Oats (ZO) have just put in the biggest rally since early 2014, which is when the former uptrend ended.
Following an extended downtrend, prior rallies can be used to gauge when something has changed. Over the last two years, rallies within the downtrend were 17.29% to 20.54% (on a closing basis). The October rally has seen the price jump 26.38% on a closing basis. The rally has eclipsed the April and June highs, signalling the long-term bottom in oats may be in place.
Buying after the price has already run this far isn't a prudent trade though. Prices always move in oscillating waves, so a better buy point will come on a pullback. If this is a first wave higher in an uptrend, then it will typically be followed by a deep retracement of approximately 70% of the advance. That would indicate a buy price around the 185 region.
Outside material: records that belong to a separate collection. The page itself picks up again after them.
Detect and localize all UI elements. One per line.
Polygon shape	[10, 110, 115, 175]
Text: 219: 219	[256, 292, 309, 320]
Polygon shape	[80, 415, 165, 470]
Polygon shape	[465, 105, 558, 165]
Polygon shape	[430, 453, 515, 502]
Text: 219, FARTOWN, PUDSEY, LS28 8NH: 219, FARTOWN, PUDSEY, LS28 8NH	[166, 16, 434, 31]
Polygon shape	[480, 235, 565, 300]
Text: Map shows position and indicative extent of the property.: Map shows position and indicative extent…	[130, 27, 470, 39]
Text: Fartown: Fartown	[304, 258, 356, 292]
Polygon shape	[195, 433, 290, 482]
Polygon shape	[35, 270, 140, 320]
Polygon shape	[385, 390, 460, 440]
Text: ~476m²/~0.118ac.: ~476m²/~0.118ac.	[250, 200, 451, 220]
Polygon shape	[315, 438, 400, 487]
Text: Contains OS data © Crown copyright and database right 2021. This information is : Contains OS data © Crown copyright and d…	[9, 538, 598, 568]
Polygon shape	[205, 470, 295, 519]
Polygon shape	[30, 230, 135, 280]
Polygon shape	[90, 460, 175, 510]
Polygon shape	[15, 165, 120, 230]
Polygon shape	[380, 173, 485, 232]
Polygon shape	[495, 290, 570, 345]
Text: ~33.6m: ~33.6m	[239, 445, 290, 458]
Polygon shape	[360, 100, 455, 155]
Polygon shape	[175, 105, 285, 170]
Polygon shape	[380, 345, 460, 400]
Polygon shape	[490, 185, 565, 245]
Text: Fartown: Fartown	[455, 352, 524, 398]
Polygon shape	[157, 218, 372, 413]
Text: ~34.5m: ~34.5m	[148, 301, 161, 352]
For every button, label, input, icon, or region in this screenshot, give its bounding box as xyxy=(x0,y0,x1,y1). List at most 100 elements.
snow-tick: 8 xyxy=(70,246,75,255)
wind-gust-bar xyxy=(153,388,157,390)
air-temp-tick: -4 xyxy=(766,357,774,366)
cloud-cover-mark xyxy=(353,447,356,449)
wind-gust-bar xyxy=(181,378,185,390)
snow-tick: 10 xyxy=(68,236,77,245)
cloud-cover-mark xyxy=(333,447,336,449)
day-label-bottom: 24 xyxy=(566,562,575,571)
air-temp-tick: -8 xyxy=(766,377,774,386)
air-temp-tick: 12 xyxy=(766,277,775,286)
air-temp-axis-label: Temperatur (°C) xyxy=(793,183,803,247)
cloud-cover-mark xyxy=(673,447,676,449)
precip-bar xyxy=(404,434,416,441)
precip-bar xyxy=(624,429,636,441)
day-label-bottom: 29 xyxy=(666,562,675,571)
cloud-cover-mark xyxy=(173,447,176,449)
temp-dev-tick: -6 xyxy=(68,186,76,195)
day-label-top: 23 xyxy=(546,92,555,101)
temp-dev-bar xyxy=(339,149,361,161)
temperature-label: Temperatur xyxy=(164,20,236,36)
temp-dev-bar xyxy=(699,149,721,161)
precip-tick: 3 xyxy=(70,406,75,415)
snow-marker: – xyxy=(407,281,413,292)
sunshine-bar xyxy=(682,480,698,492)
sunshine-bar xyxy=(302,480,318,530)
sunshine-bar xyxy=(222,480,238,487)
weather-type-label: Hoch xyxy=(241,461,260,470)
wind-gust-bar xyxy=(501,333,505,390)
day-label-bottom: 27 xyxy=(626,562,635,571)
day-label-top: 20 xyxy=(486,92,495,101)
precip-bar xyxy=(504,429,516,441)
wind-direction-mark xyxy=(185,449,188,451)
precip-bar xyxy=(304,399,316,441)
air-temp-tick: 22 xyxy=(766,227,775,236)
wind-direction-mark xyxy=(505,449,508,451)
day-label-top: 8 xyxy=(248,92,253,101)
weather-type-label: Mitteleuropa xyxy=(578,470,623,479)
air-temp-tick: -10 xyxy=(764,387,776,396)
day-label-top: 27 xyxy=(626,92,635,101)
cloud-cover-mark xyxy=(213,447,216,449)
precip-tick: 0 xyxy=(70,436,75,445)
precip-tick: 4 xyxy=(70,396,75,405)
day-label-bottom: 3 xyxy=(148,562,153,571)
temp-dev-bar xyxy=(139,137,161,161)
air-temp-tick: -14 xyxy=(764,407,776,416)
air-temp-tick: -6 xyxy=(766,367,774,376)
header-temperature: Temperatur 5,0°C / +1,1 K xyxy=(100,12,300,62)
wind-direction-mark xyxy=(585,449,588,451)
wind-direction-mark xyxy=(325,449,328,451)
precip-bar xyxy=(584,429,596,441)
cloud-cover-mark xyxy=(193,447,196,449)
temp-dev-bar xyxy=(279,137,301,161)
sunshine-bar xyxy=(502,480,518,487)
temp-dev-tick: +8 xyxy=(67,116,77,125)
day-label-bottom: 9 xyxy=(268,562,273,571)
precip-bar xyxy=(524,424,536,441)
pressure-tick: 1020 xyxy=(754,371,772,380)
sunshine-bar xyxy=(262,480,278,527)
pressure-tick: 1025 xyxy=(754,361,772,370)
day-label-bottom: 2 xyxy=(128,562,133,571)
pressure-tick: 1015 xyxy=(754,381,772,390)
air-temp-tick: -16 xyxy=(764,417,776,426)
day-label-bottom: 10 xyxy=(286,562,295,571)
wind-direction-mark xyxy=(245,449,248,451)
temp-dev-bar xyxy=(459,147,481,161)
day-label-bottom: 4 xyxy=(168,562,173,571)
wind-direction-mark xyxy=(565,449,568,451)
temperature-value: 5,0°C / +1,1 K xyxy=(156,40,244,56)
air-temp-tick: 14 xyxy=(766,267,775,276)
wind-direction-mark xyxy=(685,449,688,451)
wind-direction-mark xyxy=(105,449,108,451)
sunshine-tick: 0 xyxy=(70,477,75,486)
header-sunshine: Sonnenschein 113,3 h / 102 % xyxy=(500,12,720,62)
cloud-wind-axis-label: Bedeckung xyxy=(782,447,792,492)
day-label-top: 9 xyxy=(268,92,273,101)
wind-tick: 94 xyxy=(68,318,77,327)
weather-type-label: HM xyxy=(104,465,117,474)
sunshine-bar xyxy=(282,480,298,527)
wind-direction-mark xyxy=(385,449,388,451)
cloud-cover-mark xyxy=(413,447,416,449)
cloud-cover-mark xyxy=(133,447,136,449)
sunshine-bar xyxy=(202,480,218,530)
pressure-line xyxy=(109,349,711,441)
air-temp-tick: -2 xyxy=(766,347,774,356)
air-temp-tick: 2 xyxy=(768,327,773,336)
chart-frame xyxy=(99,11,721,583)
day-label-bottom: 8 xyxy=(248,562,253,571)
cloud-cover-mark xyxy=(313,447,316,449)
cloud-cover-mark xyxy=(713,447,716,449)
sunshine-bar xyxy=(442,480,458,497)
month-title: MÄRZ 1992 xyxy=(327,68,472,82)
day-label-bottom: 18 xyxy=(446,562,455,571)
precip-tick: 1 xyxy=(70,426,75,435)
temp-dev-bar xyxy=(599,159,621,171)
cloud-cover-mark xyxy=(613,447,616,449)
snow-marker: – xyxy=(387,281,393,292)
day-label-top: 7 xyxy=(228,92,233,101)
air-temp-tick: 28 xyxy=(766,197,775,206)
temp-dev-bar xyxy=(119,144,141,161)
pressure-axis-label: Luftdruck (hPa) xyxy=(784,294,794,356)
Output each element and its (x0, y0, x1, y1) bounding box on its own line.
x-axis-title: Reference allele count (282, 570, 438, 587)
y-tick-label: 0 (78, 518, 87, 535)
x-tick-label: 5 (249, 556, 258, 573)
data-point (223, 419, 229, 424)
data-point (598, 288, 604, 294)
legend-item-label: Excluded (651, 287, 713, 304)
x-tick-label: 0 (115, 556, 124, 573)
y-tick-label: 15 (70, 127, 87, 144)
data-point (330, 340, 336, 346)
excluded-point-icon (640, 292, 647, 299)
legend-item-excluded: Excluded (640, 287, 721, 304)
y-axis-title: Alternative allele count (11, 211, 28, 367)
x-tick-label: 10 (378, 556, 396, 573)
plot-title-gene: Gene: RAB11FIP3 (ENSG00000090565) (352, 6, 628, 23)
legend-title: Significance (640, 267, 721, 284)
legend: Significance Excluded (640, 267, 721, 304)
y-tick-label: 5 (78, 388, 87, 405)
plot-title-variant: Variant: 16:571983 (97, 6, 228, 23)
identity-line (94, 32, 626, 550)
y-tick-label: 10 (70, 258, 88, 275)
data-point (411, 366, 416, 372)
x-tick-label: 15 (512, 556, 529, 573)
If the price pulls back and consolidates in that region, then buy a breakout above the consolidation with a stop loss below the consolidation. Alternatively, if just putting out a buy order in the 185 region, then a stop loss would need to be down around the former low of 171, which is much more risk on the trade.
185 may seem like a ways off right now, but trading is just as much about learning to sit on one's hands as it is about making trades.
Figure 1. Oats Continuous Daily Chart
If the pullback develops, then the price is expected to move back above 220, and over the longer-term could trade above 300. Oats traded nearly entirely above 300 from 2011 through to the end of 2014.